А реальность, на которую Итиро рискнул взглянуть из-под прикрытых век, была такова: в подземелье, кроме него, находилось три человека. Точнее, даже два с половиной. Два давешних идзинских воина и один пожилой горбун. Неопасный на вид и безоружный к тому же. Что ж, пара вражеских буси[23] и калека – это не так много, чтобы отчаиваться. И опытный синоби всегда сумеет найти выход из любого подземелья.

На полу лежал идзинский конь со сломанной шеей и ободранными боками. К стене жалась перепуганная низкорослая лошадка. И лошадь эта тоже еще могла пригодиться. Так он рассчитывал.

Итиро заставил себя не думать о том, по воле каких сил он здесь оказался, и о том, зачем, почему и куда его забросило. Время для поиска ответов на эти вопросы придет позже. А пока Итиро просто ждал подходящего момента для нападения. И он дождался.

Идзин – тот самый, что ударил его своим молотоподобным кулаком – извлек из мешка, притороченного к седлу павшего коня, заплечную суму-нагабукуро Итиро. С его, Итиро, добычей! На миг глаза всех троих иноземцев обратились к ней. И Итиро, выкручивая суставы и сдирая кожу, рванулся из ослабевших пут. Первой жертвой должен был стать рослый и опасный идзин. На него-то и бросился Итиро, рассчитывая овладеть оружием чужеземца. Вернее, он хотел броситься. Но был остановлен горбуном, которого ошибочно счел самым безобидным из всех троих. И как остановлен!

Слабое, едва уловимое движение руки – таким не пустить даже «звезды смерти». Треск над головой. И упавшая сверху каменная колонна, словно гигантская нога, припечатала Итиро к полу подземелья.

Поздно, слишком поздно Итиро понял, что перед ним…

«Онмьёдзи! – пронеслась в голове страшная догадка. – Колдун! Человек с лисьей натурой и могуществом, недоступным простому смертному!»

А тело уже сковала и погребла в себе каменная клетка. Снаружи осталась только голова. И нет никакой возможности пошевелиться.

Итиро пытался, честно пытался… Он рвался изо всех сил. Но холодный камень не выпускал его из своих объятий. Камень держал крепко, гораздо крепче тугих идзинских веревок. Надежда умирала…

Она слабо ворохнулось было, когда один из идзинских воинов, увидев Черную Кость, вдруг утратил разум и кинулся на горбатого колдуна с оружием. Но кривую гатану идзина раздавили камни, ожившие по воле онмьёдзи. Затем горбун, недоступным пониманию Итиро способом, остановил и подвесил в воздухе самого безумца.

А потом…

Потом горбатый колдун подошел к Итиро и заглянул ему в глаза. А через глаза – в душу и мысли.
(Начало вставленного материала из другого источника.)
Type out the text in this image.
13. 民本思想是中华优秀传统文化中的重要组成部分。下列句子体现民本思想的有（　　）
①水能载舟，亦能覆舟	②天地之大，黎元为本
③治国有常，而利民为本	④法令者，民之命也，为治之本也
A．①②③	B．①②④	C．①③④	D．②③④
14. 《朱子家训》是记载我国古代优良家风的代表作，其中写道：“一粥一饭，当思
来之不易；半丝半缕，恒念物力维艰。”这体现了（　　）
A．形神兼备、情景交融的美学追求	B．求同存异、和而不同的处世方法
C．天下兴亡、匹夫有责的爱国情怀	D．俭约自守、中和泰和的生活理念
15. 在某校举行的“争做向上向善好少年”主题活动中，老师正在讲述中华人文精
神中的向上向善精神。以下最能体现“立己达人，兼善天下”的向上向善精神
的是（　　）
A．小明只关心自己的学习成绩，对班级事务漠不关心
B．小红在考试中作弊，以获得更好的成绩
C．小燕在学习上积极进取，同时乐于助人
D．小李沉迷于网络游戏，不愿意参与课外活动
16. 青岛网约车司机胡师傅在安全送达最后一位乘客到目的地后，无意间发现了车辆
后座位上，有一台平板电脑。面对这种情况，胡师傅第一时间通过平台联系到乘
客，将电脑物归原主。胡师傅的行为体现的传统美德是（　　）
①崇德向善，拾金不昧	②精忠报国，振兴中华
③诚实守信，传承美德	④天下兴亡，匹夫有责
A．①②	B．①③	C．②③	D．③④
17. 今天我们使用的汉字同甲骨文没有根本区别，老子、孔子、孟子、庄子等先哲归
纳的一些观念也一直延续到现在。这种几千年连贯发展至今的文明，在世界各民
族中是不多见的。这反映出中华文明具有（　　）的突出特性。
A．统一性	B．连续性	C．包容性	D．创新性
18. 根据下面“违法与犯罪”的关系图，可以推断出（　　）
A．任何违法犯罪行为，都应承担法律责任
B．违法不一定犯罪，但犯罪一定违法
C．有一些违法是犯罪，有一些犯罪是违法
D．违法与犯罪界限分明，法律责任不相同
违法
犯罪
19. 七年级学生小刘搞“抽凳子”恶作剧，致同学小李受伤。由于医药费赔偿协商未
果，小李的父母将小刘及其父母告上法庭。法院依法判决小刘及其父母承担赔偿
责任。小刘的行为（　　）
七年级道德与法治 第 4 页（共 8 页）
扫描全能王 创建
Онмьёдзи подавлял волю и сокрушал внутренние барьеры, возводить которые лучшего генина клана обучали много лет. И не было никаких сил противиться взгляду неподвижных иссиня-черных зрачков. И, что хуже всего, в этом проклятом подземелье Итиро не чувствовал больше незримой нити, связывавшей его с Совершенномудрым. С той самой минуты, как Итиро вышвырнуло с колдовской Тропы, нить эта была прервана. И теперь некому было ему помочь. Некому, кроме него самого. Но беда в том, что под взглядом горбуна он чувствовал себя непривычно слабым и беспомощным.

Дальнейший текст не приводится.